Following the initial filing, debtors must attend a mandatory “Meeting of Creditors,” also known as the 341 meeting. This meeting occurs between 21 and 50 days after the petition is filed and is presided over by the Chapter 13 trustee, not a judge. The trustee verifies the debtor’s identity, reviews financial paperwork, and asks questions about their financial affairs under penalty of perjury. While creditors are invited, they rarely attend, as the trustee represents their interests.

The Confirmation Hearing is the final procedural step before the plan becomes official. This hearing takes place within 45 days of the 341 meeting and is held in a courtroom before a bankruptcy judge.
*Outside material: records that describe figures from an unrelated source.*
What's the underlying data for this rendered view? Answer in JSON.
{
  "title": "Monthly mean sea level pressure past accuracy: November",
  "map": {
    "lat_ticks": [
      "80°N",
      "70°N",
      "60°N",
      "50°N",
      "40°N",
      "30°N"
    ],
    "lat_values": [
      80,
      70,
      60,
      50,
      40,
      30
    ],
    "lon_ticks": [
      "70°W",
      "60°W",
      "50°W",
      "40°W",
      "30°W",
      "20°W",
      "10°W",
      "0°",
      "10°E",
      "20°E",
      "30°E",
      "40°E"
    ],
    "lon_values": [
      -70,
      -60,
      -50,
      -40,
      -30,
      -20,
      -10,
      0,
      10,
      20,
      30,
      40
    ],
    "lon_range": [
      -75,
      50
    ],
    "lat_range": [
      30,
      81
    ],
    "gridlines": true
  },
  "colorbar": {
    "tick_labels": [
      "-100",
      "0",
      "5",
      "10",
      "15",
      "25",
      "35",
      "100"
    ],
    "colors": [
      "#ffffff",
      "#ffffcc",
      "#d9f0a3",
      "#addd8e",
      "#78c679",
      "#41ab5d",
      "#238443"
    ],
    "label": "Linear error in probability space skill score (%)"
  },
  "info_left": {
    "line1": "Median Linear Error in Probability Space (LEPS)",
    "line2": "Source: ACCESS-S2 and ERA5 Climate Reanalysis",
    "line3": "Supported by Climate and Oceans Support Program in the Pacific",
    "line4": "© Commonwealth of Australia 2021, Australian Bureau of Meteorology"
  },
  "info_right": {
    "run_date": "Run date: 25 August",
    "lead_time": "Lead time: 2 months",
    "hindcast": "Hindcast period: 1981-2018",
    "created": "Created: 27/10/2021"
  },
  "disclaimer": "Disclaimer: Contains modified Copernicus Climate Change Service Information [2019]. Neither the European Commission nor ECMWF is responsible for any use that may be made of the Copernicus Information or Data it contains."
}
The court reviews the proposed plan for compliance with bankruptcy law, feasibility, and equitable treatment of creditors. If the plan meets legal requirements and objections are resolved, the judge confirms it.

Managing Your Plan After Confirmation

After court confirmation, the debtor’s ongoing obligation is to make consistent payments to the Chapter 13 trustee as outlined in the approved plan. These payments are important for successful completion. The trustee monitors the plan, ensuring payments are received and distributed to creditors.

Debtors are required to report any significant changes in income or expenses to the trustee and the court. This allows for modifications if financial circumstances change, ensuring the plan remains feasible and fair. Restrictions exist on incurring new debt during the plan, as additional obligations could jeopardize completing payments.

Upon successful completion of all payments and requirements under the confirmed plan (spanning three to five years), the court issues a discharge order. This discharge releases the debtor from remaining eligible debts included in the plan (e.g., credit card debt, medical bills). However, certain debts (e.g., most student loans, recent taxes, domestic support obligations) are not dischargeable in Chapter 13 and remain the debtor’s responsibility.